Antibacterial Agents
Class Summary
Bacteria have been implicated in the pathogenesis of bromhidrosis; the organisms
decompose apocrine secretions, liberating fatty acids that have peculiar smells.
Clindamycin topical (Cleocin, Clindagel)
Inhibits bacterial growth by binding to 50S ribosomal subunit and blocking dissociation of
peptidyl t-RNA from ribosomes, arresting RNA-dependent protein synthesis.
Erythromycin topical (Erythro-Statin 2%, Akne-mycin, Theramycin Z)
Macrolide antimicrobial that inhibits bacterial growth by binding reversibly to 50S
ribosomal subunit and blocking dissociation of peptidyl t-RNA from ribosomes, arresting
RNA-dependent protein synthesis. Use 2-4% solution.
Neuromuscular Blocker Agent, Toxin
OnabotulinumtoxinA
Known to be effective in treating hyperhidrosis.

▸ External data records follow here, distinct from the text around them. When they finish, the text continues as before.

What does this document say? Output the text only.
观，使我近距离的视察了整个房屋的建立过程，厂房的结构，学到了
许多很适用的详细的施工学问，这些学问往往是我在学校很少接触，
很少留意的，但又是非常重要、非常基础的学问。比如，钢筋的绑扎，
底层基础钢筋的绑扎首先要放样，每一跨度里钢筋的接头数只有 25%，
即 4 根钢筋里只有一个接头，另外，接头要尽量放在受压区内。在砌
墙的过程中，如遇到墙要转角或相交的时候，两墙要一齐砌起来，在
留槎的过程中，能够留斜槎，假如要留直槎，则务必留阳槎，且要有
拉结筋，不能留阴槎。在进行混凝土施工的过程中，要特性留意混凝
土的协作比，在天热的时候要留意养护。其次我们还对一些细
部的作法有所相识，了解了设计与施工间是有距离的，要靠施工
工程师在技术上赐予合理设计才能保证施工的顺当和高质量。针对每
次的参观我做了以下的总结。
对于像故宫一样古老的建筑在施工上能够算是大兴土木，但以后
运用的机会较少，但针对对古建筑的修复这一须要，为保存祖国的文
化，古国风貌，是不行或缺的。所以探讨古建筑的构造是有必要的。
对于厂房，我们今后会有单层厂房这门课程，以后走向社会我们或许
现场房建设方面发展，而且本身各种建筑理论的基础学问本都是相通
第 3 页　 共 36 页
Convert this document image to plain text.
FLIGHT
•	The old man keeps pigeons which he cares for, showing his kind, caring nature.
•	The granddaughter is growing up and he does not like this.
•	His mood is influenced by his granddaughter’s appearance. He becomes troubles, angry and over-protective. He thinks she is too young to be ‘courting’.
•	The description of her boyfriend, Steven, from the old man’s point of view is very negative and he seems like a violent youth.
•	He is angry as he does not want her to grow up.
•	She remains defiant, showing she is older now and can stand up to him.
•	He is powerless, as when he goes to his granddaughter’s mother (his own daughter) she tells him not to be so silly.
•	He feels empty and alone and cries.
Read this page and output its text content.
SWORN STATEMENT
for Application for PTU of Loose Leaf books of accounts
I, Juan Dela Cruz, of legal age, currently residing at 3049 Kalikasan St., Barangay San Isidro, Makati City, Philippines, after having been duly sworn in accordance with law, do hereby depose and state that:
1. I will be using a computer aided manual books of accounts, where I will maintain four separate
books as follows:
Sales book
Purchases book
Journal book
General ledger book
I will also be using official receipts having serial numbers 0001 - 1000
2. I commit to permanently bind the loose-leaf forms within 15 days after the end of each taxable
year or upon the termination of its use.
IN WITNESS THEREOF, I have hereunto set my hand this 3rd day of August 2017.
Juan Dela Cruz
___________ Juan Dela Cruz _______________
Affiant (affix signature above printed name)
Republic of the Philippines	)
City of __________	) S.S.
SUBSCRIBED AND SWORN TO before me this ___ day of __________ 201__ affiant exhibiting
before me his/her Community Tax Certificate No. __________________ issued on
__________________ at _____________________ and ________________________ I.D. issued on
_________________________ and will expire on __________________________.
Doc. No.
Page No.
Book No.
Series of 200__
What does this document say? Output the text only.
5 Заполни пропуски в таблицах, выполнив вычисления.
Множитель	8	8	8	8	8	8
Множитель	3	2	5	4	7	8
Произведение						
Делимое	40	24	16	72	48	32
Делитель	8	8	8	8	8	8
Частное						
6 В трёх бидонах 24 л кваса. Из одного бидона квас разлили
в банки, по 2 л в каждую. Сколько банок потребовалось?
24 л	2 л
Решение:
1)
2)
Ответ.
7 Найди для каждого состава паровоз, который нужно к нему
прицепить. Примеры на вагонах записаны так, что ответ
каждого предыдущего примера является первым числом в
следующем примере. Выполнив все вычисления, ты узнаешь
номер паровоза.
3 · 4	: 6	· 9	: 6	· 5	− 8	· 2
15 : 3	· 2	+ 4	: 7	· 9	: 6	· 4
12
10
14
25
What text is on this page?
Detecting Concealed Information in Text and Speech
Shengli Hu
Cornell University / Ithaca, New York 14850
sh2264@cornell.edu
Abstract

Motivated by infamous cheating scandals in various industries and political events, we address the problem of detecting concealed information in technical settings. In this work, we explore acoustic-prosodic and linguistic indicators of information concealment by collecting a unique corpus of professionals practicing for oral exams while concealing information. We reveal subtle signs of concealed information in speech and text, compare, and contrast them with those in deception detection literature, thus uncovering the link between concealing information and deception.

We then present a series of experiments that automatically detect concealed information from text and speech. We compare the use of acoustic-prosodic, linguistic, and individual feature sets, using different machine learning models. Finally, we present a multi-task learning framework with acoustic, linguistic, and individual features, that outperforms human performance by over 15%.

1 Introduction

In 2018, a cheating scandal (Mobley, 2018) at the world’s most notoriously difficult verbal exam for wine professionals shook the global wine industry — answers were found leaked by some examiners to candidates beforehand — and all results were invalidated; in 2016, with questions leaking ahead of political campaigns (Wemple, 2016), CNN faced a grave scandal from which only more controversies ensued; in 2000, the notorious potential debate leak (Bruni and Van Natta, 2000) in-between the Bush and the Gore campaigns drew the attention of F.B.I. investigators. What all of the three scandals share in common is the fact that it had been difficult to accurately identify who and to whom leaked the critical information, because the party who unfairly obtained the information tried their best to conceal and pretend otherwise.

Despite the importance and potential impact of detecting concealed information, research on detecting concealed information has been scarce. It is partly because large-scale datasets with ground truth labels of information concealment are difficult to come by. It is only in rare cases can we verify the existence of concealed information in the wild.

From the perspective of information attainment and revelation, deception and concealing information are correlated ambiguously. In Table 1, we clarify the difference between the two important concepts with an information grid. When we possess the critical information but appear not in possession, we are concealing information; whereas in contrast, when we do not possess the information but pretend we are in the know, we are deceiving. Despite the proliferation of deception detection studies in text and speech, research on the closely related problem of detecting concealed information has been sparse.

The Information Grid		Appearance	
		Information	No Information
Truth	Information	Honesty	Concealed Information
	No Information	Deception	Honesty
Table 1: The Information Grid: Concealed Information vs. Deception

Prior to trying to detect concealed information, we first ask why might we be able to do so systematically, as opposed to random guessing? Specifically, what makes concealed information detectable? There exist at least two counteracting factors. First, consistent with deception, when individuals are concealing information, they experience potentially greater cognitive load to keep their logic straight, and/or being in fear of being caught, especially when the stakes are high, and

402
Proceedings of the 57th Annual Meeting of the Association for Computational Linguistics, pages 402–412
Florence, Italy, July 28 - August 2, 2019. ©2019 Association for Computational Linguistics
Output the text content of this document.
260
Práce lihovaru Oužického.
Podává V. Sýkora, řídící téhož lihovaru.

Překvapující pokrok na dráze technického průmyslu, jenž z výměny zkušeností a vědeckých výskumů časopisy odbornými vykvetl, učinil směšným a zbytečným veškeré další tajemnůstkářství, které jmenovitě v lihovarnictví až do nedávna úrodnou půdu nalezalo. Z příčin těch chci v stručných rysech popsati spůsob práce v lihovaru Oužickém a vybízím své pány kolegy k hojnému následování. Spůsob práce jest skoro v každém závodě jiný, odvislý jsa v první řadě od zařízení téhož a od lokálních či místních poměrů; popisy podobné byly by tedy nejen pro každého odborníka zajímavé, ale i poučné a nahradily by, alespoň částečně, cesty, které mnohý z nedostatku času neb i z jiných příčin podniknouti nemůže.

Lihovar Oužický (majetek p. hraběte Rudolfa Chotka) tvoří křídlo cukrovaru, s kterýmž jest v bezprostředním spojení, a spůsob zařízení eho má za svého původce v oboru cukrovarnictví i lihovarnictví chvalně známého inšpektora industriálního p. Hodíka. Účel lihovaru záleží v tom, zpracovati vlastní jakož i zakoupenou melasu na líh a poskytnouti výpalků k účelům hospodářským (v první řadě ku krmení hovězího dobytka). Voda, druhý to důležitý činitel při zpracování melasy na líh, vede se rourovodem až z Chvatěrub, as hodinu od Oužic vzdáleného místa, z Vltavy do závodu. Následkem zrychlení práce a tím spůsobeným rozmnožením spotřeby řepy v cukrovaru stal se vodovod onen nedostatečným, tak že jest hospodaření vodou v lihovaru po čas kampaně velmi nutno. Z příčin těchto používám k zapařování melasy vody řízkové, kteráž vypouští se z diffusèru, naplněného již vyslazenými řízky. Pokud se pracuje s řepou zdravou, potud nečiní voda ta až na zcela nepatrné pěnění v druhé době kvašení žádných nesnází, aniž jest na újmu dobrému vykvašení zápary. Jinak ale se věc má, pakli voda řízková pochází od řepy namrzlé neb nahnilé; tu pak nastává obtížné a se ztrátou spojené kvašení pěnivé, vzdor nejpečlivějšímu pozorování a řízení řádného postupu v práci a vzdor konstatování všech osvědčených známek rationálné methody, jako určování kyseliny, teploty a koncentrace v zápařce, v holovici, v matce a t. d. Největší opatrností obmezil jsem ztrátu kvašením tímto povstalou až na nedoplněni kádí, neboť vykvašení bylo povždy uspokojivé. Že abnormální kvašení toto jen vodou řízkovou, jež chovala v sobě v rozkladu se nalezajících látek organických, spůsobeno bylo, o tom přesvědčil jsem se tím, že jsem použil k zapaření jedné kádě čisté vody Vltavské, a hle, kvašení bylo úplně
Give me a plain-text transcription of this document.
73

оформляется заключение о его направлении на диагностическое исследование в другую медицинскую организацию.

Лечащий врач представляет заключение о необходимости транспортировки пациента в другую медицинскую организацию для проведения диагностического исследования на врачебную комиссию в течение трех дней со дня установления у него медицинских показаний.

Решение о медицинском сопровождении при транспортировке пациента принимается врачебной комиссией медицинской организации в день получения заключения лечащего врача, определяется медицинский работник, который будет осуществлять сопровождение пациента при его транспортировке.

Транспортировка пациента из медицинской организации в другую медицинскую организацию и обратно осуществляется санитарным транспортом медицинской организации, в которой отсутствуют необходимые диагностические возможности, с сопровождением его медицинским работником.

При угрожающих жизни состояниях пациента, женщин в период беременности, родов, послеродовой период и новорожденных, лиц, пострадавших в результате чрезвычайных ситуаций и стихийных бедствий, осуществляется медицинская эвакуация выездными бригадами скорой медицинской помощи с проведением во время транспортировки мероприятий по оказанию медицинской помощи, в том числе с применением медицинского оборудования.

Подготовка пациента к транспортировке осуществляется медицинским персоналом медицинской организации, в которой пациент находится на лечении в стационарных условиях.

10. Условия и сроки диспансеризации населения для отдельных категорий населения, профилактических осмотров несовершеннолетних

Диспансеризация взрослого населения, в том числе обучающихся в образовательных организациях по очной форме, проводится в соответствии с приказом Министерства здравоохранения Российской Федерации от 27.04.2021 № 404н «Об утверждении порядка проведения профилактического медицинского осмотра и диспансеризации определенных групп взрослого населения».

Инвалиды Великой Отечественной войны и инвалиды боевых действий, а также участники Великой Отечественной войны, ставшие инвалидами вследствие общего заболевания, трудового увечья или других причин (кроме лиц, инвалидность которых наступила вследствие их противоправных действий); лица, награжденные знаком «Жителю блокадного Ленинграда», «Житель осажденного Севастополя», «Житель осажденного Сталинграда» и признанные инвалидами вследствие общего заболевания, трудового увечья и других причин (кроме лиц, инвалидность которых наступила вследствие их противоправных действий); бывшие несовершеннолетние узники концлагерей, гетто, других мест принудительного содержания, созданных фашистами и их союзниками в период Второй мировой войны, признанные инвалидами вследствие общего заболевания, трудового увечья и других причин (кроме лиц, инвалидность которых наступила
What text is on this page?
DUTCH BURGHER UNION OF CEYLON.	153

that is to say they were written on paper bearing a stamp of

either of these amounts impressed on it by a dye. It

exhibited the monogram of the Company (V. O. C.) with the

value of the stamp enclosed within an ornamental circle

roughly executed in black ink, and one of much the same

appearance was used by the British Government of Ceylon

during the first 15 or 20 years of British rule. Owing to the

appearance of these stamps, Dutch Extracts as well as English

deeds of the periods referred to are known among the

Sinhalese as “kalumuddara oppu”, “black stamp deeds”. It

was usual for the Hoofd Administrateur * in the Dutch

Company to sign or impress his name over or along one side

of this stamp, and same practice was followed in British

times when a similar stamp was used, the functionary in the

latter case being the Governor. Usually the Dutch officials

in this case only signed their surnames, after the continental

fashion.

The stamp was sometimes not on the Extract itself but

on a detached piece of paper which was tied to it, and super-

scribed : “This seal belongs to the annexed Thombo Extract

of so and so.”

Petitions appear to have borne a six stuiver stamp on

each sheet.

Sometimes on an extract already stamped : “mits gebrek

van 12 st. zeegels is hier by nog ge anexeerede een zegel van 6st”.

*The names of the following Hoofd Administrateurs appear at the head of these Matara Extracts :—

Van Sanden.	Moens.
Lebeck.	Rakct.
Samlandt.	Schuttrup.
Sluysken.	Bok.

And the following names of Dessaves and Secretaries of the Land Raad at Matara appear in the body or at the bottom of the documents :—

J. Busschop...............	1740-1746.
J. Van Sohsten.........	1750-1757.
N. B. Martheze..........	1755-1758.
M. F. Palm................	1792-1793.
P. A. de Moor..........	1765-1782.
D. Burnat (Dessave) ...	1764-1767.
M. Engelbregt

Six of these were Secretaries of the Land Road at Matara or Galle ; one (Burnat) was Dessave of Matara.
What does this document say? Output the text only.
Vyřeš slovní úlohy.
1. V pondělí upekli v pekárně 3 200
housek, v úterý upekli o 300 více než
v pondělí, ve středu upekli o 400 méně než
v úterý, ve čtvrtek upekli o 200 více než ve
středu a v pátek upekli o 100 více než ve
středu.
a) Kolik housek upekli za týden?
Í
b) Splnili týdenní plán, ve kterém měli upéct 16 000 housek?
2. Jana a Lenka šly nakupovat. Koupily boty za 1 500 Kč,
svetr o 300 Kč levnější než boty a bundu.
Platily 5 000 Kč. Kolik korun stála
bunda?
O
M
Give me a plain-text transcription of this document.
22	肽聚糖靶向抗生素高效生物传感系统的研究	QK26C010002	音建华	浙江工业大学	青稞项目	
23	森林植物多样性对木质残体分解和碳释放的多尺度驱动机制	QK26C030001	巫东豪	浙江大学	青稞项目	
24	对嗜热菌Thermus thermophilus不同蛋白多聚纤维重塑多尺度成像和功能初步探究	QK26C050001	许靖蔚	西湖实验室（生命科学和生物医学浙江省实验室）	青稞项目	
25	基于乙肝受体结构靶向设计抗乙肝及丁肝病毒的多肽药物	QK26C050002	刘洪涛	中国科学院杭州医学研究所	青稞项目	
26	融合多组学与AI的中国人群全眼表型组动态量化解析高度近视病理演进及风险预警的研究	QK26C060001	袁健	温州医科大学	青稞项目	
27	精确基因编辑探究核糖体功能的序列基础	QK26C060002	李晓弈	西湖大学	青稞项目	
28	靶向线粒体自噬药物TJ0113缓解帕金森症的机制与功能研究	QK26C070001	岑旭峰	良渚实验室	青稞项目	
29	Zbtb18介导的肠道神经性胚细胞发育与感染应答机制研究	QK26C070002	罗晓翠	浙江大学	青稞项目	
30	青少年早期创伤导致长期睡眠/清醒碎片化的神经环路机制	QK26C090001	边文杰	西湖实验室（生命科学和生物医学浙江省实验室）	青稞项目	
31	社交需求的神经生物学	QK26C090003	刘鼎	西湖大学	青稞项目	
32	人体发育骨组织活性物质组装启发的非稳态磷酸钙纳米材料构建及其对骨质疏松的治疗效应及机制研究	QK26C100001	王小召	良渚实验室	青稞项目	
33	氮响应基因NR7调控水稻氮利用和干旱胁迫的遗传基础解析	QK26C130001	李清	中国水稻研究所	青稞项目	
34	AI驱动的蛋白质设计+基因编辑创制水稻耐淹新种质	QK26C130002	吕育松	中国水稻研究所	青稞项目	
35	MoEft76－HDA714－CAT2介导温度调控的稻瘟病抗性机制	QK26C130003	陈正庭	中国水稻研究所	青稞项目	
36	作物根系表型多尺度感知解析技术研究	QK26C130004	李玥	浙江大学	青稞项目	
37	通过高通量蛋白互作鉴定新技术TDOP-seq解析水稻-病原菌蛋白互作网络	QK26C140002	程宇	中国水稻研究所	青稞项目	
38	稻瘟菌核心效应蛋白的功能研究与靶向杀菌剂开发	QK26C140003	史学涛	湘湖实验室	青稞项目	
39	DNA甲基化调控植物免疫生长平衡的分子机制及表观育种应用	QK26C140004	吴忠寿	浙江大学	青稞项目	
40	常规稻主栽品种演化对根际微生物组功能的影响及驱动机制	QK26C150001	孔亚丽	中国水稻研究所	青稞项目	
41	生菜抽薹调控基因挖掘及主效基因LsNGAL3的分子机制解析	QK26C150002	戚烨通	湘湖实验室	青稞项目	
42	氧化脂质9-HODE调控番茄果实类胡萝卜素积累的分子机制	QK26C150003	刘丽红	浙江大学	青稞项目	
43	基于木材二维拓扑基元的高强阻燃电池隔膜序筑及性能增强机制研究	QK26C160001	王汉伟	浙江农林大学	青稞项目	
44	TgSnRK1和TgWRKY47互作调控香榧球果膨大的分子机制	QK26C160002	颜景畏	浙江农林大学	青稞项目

Has also been found to decrease axillary
odor in a study of healthy subjects and in one case study in genital bromhidrosis.
7

Antiperspirant
Aluminum chloride topical
Astringent agent used in management of hyperhidrosis. Antiperspirant mechanism of action
is not known, although creation of aluminum-containing casts within the sweat duct has
been postulated.
Solution of 20% aluminum chloride in ethyl alcohol.
FOLLOW-UP
Patient Education
Patients with bromhidrosis should be encouraged to maintain an appropriate level of
hygiene with the use of antibacterial soaps and antiperspirants. Bromhidrosis patients also
should be aware of the odor that may arise from dried sweat on clothes.